Hail Huffy enthusiasts, 
  I have this Huffy Venture, badged as Woolworth Woolco. I do not know the Huffy model, can you tell me what it is? Mechanically it only has one problem and I don’t know what it is called or where to get it, can you please educate me and point me in the right direction?
   The front brake is twisted, further examination showed it is the mounting bolt that goes through the frame holding the fender on. Pictures showing the parts. Can the bolt be purchased? 
  Thank you in advance.


----------



## Archie Sturmer (Mar 13, 2021)

I searched google for bicycle caliper brake bolts and an early picture was an item for $5.95 on eBay, which also used the words “pivot” and “front”.
I believe that they are 6mm hardware.

Looks like the goose/swan neck stem should be *lowered* some a bit.


----------



## BradCon (Mar 13, 2021)

Looks just like it. Thanks for the proper search language.

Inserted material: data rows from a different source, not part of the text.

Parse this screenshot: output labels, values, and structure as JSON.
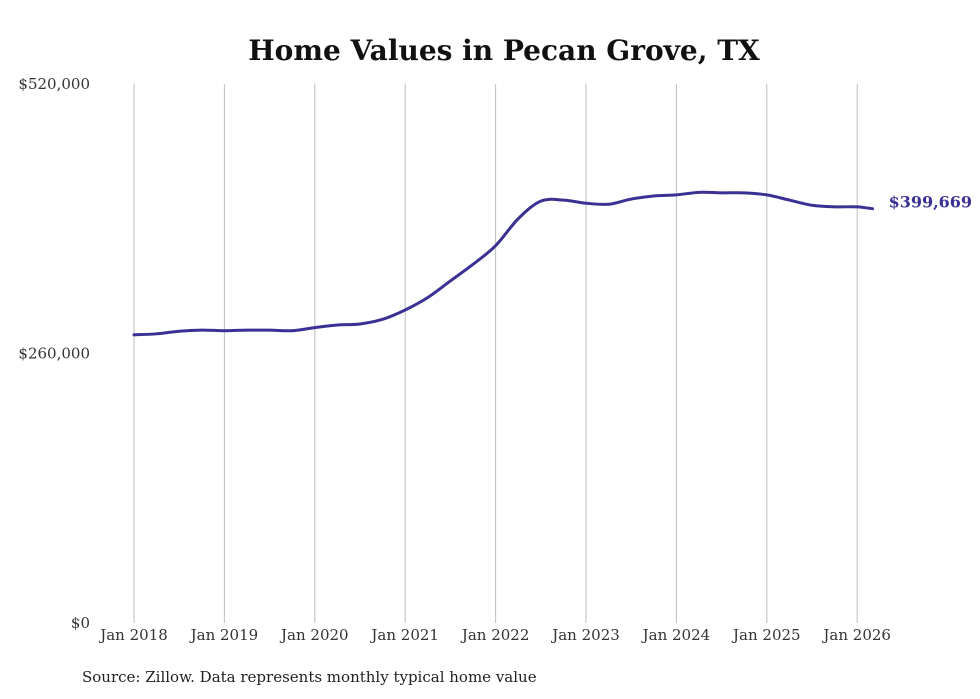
{
  "chart_data": {
    "type": "line",
    "title": "Home Values in Pecan Grove, TX",
    "xlabel": "",
    "ylabel": "",
    "ylim": [
      0,
      520000
    ],
    "y_ticks": [
      {
        "value": 0,
        "label": "$0"
      },
      {
        "value": 260000,
        "label": "$260,000"
      },
      {
        "value": 520000,
        "label": "$520,000"
      }
    ],
    "x_ticks": [
      {
        "value": 2018.0,
        "label": "Jan 2018"
      },
      {
        "value": 2019.0,
        "label": "Jan 2019"
      },
      {
        "value": 2020.0,
        "label": "Jan 2020"
      },
      {
        "value": 2021.0,
        "label": "Jan 2021"
      },
      {
        "value": 2022.0,
        "label": "Jan 2022"
      },
      {
        "value": 2023.0,
        "label": "Jan 2023"
      },
      {
        "value": 2024.0,
        "label": "Jan 2024"
      },
      {
        "value": 2025.0,
        "label": "Jan 2025"
      },
      {
        "value": 2026.0,
        "label": "Jan 2026"
      }
    ],
    "xlim": [
      2018.0,
      2026.17
    ],
    "grid": "vertical",
    "series": [
      {
        "name": "Pecan Grove, TX",
        "color": "#3b3194",
        "end_label": "$399,669",
        "x": [
          2018.0,
          2018.25,
          2018.5,
          2018.75,
          2019.0,
          2019.25,
          2019.5,
          2019.75,
          2020.0,
          2020.25,
          2020.5,
          2020.75,
          2021.0,
          2021.25,
          2021.5,
          2021.75,
          2022.0,
          2022.25,
          2022.5,
          2022.75,
          2023.0,
          2023.25,
          2023.5,
          2023.75,
          2024.0,
          2024.25,
          2024.5,
          2024.75,
          2025.0,
          2025.25,
          2025.5,
          2025.75,
          2026.0,
          2026.17
        ],
        "values": [
          278000,
          279000,
          281500,
          282500,
          282000,
          282500,
          282500,
          282000,
          285000,
          287500,
          288500,
          293000,
          302000,
          314000,
          330000,
          346000,
          364000,
          390000,
          407000,
          408000,
          405000,
          404000,
          409000,
          412000,
          413000,
          415500,
          415000,
          415000,
          413000,
          408000,
          403000,
          401500,
          401500,
          399669
        ]
      }
    ]
  },
  "footer": {
    "source": "Source: Zillow. Data represents monthly typical home value"
  }
}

bicycle caliper brake bolts


----------



## Archie Sturmer (Mar 13, 2021)

BradCon said:


> Looks just like it. Thanks for the proper search language.
> 
> 
> bicycle caliper brake bolts



Not  sure how the price might compare to a complete front caliper brake set (economy).


----------



## GTs58 (Mar 13, 2021)

I've found out that the diameter of these pivot bolts is not standard. Make sure the diameter is a match to the one being replaced.


----------



## BradCon (Mar 13, 2021)

GTs58 said:


> I've found out that the diameter of these pivot bolts is not standard. Make sure the diameter is a match to the one being replaced.



Thank you! I will measure for sure. 
*where did I put my caliper?*


----------



## bloo (Mar 14, 2021)

I don't see a return spring in your pictures. It might be wise to identify that caliper and buy a used one whole, or alternatively get a whole new caliper if you don't care whether it matches.

Does anyone recognize this caliper?


----------



## BradCon (Mar 14, 2021)

bloo said:


> I don't see a return spring in your pictures. It might be wise to identify that caliper and buy a used one whole, or alternatively get a whole new caliper if you don't care whether it matches.
> 
> Does anyone recognize this caliper?



I already had it disassembled when I realized I needed to take a picture. I just laid it on the fender for the picture after I removed the pivot bolt. The caliper worked well with the exception of the angle of the bend. The return spring is in good working order. I found a bolt for $5, so I’ll give that a try. Wouldn’t mind the brand of the caliper though. It was pretty bare.


----------



## juvela (Mar 20, 2021)

-----

the small fish symbol on the brake caliper indicates the brakes are a product of Yoshikawa Seisakusho

their products are sometimes marked as YSB brand

in the time since the cycle's manufacture their brake models are seen primarily on BMX and mountain cycles

in the U.S. they are typically found on department store calibre bicycles





-----


----------



## BradCon (Mar 20, 2021)

juvela said:


> -----
> 
> the small fish symbol on the brake caliper indicates the brakes are a product of Yoshikawa Seisakusho
> 
> ...



Oh wow. Great information you shared. I appreciate it.


----------



## dweenk (Mar 21, 2021)

BradCon said:


> Oh wow. Great information you shared. I appreciate it.



Have you tried to straighten the bolt? If the threads or OK, I would give that a try.


----------



## BradCon (Mar 21, 2021)

dweenk said:


> Have you tried to straighten the bolt? If the threads or OK, I would give that a try.



I spent 4.99 for the new bolt on EBay. It was an exact fit and working great.


----------